Absence of CHP leader from Turkey’s top state officials meeting sparks debate
The absence of main opposition Republican People’s Party (CHP) leader Kemal Kılıçdaroğlu at an extraordinary Oct. 1 meeting attended by top statesmen and Nationalist Movement Party (MHP) leader Devlet Bahçeli has sparked a debate between the CHP and the parliament speaker.
The third legislative year of the Turkish Parliament launched on Oct. 1 with a special session, with top state officials including President Recep Tayyip Erdoğan and Prime Minister Binali Yıldırım, gathering at Parliamentary Speaker İsmail Kahraman’s office in an unexpected meeting also attended by Bahçeli, Chief of General Staff Gen. Hulusi Akar, top judges, political party officials and deputies.

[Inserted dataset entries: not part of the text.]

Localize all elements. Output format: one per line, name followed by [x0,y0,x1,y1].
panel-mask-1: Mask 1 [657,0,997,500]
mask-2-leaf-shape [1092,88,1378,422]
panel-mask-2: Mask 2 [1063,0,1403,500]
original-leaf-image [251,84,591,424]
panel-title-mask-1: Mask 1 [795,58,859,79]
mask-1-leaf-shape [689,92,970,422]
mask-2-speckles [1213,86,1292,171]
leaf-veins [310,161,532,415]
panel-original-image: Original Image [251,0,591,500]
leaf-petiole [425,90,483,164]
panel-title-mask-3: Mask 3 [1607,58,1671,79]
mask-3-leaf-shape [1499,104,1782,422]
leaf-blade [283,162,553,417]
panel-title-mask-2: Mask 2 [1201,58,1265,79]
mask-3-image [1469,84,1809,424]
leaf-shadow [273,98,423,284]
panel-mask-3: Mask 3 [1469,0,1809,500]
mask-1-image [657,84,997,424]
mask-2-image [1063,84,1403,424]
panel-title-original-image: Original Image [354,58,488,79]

After CHP leader Kılıçdaroğlu did not attend the 25-minute meeting, Kahraman told reporters that an invitation was sent to him but the CHP leader had another meeting to attend.
Kılıçdaroğlu denied Kahraman’s comments, saying he had not received an invitation.
“It does not suit the parliamentary speaker to lie,” he told reporters.
It was subsequently reported that Kahraman called Kılıçdaroğlu on the phone to apologize “for the lack of communication.”
“I have a meeting with Bahçeli on Thursday [Oct. 5], then I will receive the opinions of Kılıçdaroğlu by sending him an invitation, if circumstances allow,” Erdoğan said on Oct. 1 at the opening ceremony at parliament.
He said the opinions of the leaders would “enrich the process at this stage” regarding further steps that the ruling Justice and Development Party (AKP) will take about the referendum.
The KRG voted on independence from Iraq on Sept. 25 amid disapproval from the neighboring governments of Iran, Turkey, world powers, and the Baghdad government.
Prime Minister Binali Yıldırım on Oct. 2 urged KRG officials to pursue talks with Baghdad.
“They should sit with the Iraqi government and the rights of northern Iraqi government should be secured within the scope of the constitution. We would support this. In this way the issue could be settled amicably, otherwise, it will get more difficult to manage the issue,” Yıldırım said at the reception.
He also added that Ankara opposed the independence referendum of Catalonia in Spain, which took place on Oct. 1 amid the Spanish government’s attempted suppression.
“Just as we oppose the northern Iraqi [referendum] it is normal that we also oppose this [Catalan referendum]. The background of the issue should be examined. Forming an early opinion would be a mistake,” Yıldırım said.
“EU countries should be the first to respond. As they are all one state, let’s see how they respond. We have given our reaction to our neighbor, they will give their reaction to their neighbors,” he added.